From what I can understand of the paper, I would interpret it as follows.
An impostor cylinder, viewed from any angle has the following characteristics.
From the top, it is a circle. So considering you'll never need to view a cylinder top down, you don't need to render anything.
From the side, it is a rectangle. The pixel shader only needs to compute illumination as normal.
From any other angle, it is a rectangle (the same one computed in step 2) that curves. Its curvature can be modeled inside the pixel shader as the curvature of the top ellipse. This curvature can be considered as simply an offset of each "column" in texture space, depending on viewing angle. The minor axis of this ellipse can be computed by multiplying the major axis (thickness of the cylinder) with a factor of the current viewing angle (angle / 90), assuming that 0 means you're viewing the cylinder side-on.
Viewing angles. I have only taken the 0-90 case into account in the math below, but the other cases are trivially different.

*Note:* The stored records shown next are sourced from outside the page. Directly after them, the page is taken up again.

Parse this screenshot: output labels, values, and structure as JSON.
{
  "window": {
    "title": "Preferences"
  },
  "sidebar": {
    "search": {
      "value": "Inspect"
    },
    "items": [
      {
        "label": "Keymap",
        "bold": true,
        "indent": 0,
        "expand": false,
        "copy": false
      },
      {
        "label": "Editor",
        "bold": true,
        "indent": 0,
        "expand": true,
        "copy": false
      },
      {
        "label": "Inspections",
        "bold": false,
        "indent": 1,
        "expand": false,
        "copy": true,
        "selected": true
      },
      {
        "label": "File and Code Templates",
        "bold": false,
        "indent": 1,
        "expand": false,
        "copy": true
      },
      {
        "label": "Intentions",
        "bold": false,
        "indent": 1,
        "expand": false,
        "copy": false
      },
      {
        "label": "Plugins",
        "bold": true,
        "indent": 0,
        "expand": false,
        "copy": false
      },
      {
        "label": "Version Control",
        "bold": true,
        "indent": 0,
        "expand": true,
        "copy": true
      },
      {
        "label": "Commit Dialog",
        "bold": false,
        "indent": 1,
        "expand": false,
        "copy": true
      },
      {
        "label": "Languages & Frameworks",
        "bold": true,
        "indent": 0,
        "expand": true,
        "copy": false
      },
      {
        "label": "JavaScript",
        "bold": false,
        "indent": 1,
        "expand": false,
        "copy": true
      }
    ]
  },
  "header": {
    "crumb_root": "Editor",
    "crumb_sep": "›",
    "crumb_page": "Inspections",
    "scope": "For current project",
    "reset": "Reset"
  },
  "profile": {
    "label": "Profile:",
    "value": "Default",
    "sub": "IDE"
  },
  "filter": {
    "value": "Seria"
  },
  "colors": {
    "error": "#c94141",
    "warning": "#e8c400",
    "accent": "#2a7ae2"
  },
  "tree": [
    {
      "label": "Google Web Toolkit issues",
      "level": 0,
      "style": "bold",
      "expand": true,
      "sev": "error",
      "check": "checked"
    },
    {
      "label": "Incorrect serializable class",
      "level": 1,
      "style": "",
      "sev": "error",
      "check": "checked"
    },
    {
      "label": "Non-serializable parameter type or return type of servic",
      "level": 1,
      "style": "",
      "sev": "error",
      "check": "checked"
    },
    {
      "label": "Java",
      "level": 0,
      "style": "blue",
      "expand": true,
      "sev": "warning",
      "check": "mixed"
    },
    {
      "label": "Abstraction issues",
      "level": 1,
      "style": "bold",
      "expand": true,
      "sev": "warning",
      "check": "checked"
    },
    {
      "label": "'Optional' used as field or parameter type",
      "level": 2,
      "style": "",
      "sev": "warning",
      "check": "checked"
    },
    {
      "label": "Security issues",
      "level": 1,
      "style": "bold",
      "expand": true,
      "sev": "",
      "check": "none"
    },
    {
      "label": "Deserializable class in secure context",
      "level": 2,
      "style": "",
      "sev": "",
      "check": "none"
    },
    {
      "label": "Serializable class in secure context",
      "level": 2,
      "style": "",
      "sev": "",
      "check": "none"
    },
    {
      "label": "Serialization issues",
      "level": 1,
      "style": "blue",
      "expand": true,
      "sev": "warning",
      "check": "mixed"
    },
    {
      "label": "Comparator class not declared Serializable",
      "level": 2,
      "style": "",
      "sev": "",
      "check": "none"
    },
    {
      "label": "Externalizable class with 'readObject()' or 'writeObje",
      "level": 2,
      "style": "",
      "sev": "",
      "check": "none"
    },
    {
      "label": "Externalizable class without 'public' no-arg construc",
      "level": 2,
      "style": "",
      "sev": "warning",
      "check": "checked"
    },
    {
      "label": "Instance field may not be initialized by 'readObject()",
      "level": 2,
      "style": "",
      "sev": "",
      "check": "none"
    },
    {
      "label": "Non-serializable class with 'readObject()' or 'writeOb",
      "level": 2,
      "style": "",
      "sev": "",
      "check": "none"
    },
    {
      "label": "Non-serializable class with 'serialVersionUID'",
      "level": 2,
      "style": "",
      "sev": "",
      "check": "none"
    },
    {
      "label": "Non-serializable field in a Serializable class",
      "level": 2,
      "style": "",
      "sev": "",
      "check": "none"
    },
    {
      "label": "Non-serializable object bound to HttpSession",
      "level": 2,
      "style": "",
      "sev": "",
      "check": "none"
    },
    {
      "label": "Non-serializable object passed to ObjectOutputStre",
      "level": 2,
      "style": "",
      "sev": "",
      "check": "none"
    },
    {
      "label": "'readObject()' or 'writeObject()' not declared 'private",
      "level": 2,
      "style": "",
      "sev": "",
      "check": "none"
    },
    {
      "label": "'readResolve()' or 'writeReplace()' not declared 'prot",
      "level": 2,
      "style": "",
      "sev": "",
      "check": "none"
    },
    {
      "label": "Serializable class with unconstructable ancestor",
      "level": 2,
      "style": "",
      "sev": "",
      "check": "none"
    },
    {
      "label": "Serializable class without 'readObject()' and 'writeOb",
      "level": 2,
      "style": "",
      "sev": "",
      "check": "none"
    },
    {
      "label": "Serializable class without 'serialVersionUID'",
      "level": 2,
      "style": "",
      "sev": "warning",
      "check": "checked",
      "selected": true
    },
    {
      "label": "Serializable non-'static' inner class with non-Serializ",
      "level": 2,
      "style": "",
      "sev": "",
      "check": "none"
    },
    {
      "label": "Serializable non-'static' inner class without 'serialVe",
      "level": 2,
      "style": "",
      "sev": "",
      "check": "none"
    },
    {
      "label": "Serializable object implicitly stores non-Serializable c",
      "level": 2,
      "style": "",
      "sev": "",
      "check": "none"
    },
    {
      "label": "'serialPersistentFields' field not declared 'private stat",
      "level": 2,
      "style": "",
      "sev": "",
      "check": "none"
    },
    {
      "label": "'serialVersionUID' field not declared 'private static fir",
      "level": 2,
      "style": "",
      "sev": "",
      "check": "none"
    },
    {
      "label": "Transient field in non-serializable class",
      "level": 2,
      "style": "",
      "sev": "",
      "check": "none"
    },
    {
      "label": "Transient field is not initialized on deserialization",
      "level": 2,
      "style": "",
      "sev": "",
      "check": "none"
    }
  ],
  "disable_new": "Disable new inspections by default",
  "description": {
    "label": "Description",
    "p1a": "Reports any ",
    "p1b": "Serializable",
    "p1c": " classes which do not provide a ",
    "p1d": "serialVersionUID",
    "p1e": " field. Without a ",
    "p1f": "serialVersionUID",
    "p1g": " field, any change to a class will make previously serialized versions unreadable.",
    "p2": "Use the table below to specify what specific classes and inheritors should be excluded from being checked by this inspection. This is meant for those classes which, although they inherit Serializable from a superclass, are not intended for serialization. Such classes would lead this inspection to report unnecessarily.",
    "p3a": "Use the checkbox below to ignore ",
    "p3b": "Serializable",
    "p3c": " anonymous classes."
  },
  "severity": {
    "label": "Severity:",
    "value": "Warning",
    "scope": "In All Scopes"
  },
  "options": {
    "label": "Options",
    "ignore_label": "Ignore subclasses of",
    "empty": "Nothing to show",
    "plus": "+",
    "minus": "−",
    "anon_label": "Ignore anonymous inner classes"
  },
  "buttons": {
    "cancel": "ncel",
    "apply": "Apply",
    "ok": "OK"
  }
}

Given the viewing angle (phi) and the diameter of the cylinder (a) here's how the shader needs to warp the Y-Axis in texture space Y = b' sin(phi). And b' = a * (phi / 90). The cases phi = 0 and phi = 90 should never be rendered.
Of course, I haven't taken the length of this cylinder into account - which would depend on your particular projection and is not an image-space problem.